In Australia Novak Djokovic returned like a king. The premise of the last Australian Open for the Serbian tennis player was unprecedented and not trivial: setting foot in Australia a year after being exiled from the country for his decision not to get vaccinated, in a matter that ended after a week and only by court decision.
Meanwhile, his arrival in Melbourne had another complication: a physical problem, which turned out to be a 3cm tear in the tendon in his left knee. None of this stopped Djokovic from winning his 10th title at Melbourne Park, but the road was not easy.
“Obviously there was a lot of attention on me, considering what happened 12 months ago, and I could feel it. As much as I wanted to isolate myself and get away from it, I had to deal with it. And getting injured a few days before the first game was something I didn’t needed at the time, but at the same time it made the trip even more special.

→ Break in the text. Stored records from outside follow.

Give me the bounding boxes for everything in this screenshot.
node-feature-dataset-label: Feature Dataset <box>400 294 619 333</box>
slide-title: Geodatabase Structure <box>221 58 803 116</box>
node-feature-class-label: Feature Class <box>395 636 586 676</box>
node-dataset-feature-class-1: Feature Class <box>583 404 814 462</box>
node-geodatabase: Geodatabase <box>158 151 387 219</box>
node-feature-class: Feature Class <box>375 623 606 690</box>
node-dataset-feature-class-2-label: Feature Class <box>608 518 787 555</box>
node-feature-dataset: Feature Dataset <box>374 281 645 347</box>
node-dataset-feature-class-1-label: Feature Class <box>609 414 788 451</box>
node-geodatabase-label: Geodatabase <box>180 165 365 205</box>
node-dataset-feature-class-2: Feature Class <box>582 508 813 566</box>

So in the end, when I celebrated and let my emotions out, I felt great and proud and happy. Then I hugged my mother and my brother and gave up,” he said in an interview with The National News. On the criticism over the injury, he added: “I’ve had enough.
I really don’t have the time, energy or inclination to stand up to anybody’s judgment or prove anything to anybody.”

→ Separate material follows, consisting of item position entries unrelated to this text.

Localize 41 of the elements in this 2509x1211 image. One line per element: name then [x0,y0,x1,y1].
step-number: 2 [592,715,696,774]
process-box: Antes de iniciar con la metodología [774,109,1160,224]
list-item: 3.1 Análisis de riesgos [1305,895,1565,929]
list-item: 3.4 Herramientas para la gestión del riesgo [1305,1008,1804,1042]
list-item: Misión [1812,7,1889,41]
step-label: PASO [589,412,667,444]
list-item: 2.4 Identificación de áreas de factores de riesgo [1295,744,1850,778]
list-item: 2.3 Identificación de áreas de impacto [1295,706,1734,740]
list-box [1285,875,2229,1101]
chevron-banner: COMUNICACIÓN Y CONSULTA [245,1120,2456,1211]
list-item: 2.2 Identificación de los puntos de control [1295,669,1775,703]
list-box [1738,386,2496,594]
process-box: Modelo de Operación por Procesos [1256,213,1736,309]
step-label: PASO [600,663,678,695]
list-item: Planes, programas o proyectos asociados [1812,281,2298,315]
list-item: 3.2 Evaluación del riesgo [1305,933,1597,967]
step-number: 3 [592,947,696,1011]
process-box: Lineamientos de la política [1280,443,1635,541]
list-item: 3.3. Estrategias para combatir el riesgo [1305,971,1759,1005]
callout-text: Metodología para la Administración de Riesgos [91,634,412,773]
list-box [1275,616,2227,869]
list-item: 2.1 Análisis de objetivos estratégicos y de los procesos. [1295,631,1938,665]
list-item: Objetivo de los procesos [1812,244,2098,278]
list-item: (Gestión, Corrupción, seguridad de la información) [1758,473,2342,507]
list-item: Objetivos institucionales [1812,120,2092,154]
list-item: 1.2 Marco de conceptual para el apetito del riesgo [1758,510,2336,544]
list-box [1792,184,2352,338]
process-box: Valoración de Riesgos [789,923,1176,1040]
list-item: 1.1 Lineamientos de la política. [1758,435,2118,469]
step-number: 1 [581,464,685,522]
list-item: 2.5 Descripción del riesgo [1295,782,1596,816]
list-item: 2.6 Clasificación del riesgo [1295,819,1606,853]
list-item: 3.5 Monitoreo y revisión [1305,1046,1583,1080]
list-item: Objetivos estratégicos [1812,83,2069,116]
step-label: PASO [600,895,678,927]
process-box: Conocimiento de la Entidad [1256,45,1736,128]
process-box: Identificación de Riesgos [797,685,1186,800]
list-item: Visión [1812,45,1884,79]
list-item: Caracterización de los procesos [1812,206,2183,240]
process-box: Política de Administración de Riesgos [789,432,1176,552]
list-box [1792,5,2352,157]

Nole won his 22nd Slam title in Australia
Arriving in Dubai where he knows his potential career, Novak Djokovic confided in the media The National News for quite a long time.
He spoke in particular about his run at the Grand Slams with his “biggest rival”, Rafael Nadal. The two legends have, since the Australian Open and the last coronation of the Serb, 22 titles each. “If I finish tied with Nadal? I would be satisfied.

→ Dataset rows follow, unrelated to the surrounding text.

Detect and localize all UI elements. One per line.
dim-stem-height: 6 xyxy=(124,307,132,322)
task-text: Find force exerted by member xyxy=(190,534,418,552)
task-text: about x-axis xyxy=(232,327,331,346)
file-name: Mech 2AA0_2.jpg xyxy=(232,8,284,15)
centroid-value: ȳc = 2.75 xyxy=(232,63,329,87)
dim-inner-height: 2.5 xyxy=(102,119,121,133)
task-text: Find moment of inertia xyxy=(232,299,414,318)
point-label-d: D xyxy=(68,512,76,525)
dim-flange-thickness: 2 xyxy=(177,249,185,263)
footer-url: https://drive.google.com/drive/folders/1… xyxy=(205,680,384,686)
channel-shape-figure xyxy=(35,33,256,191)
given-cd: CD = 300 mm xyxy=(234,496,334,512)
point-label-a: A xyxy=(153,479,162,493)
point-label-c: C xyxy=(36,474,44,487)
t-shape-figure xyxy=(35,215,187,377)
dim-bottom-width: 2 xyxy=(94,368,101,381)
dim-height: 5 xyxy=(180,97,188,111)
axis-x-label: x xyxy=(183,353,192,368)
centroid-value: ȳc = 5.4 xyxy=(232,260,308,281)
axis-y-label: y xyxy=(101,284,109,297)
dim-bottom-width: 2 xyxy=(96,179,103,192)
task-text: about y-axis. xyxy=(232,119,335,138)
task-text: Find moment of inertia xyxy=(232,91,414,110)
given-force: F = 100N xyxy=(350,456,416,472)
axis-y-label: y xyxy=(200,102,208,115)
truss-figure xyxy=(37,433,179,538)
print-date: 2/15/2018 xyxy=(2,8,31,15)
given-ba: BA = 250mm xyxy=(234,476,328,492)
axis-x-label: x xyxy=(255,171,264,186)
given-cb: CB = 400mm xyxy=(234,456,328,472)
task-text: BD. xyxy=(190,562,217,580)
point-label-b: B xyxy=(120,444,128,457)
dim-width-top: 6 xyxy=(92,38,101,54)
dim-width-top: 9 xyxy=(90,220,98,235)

I would like to have more Grand Slams than my biggest rival, but listen, when I have to stop and go back to my career story, even if I stopped here and he still won 10 Grand Slams, I should still be overall satisfied. Maybe there will be a small part of me that will regret not having had more than him, but in the end, how many titles are enough? You have to have the competitive spirit, you have to have that ferocity, the mental approach of a wolf in a way, to be hungry and hungry, because that’s what drives you, at least in my case.
But at the same time, there is also time to put things in perspective and to say to yourself, ok ‘wow, we have done a lot of things’, you have to be proud, you have to be grateful for all these things, to be humble“, explained Nole.